Pete shook his head.
“She can never make up for one thing.”
“O Pete!”
“She can never give me back my first instinctive, egotistical, divine conviction that there was every reason why you should love me. I shall always hear her voice saying, ‘But why should Mathilde love you?’ And I shall never know a good answer.”
“What,” cried Mathilde, “don’t you know the answer to that! I do. Mama doesn’t, of course. Mama loves people for reasons outside themselves: she loves me because I’m her child, and Grandpapa because he’s her father, and Mr. Farron because she thinks he’s strong. If she didn’t think him strong, I’m not sure she’d love him. But I love you for being just as you are, because you are my choice. Whatever you do or say, that can’t be changed—”
The door opened, and Pringle entered with a tray in his hand, and his eyes began darting about in search of empty coffee-cups. Mathilde and Pete were aware of a common feeling of guilt, not that they were concealing the cups, though there was something of that accusation in Pringle’s expression, but because the pause between them was so obvious. So Mathilde said suddenly:
“Pringle, Mr.

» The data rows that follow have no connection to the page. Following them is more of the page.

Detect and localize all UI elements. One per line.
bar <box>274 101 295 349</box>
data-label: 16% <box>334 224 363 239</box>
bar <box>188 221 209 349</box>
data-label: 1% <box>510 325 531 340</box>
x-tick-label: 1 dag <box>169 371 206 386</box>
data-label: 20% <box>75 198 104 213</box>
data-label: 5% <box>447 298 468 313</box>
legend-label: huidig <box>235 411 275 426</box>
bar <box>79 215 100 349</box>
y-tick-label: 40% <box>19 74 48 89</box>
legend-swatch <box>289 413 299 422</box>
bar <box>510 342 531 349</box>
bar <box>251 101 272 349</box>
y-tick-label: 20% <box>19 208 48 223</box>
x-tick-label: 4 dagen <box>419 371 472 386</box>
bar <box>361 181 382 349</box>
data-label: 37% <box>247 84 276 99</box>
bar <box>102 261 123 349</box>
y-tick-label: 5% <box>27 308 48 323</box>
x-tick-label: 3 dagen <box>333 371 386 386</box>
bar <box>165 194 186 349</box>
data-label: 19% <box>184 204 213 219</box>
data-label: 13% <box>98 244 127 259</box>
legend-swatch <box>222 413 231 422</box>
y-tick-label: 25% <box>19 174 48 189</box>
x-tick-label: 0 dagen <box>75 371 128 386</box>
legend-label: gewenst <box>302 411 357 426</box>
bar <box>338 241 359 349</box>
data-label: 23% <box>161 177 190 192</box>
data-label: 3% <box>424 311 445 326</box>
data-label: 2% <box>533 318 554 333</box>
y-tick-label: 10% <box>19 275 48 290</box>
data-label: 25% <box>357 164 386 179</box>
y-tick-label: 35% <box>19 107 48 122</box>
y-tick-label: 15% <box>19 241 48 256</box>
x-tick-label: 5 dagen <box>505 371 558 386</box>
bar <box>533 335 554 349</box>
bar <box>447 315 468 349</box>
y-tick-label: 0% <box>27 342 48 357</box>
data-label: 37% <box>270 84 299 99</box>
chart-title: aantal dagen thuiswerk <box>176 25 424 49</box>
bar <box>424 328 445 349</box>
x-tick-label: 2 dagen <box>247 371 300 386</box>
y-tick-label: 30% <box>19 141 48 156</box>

Wayne and I are engaged to be married.”
“Indeed, Miss?” said Pringle, with a smile; and so seldom was this phenomenon seen to take place that Wayne noted for the first time that Pringle’s teeth were false. “I’m delighted to hear it; and you, too, sir. This is a bad world to go through alone.”
“Do you approve of marriage, Pringle?” said Wayne.
The cups, revealing themselves one by one, were secured as Pringle answered:
“In my class of life, sir, we don’t give much time to considering what we approve of and disapprove of. But young people are all alike when they’re first engaged, always wondering how it is going to turn out, and hoping the other party won’t know that they’re wondering. But when you get old, and you look back on all the mistakes and the disadvantages and the sacrifices, you’ll find that you won’t be able to imagine that you could have gone through it with any other person—in spite of her faults,” he added almost to himself.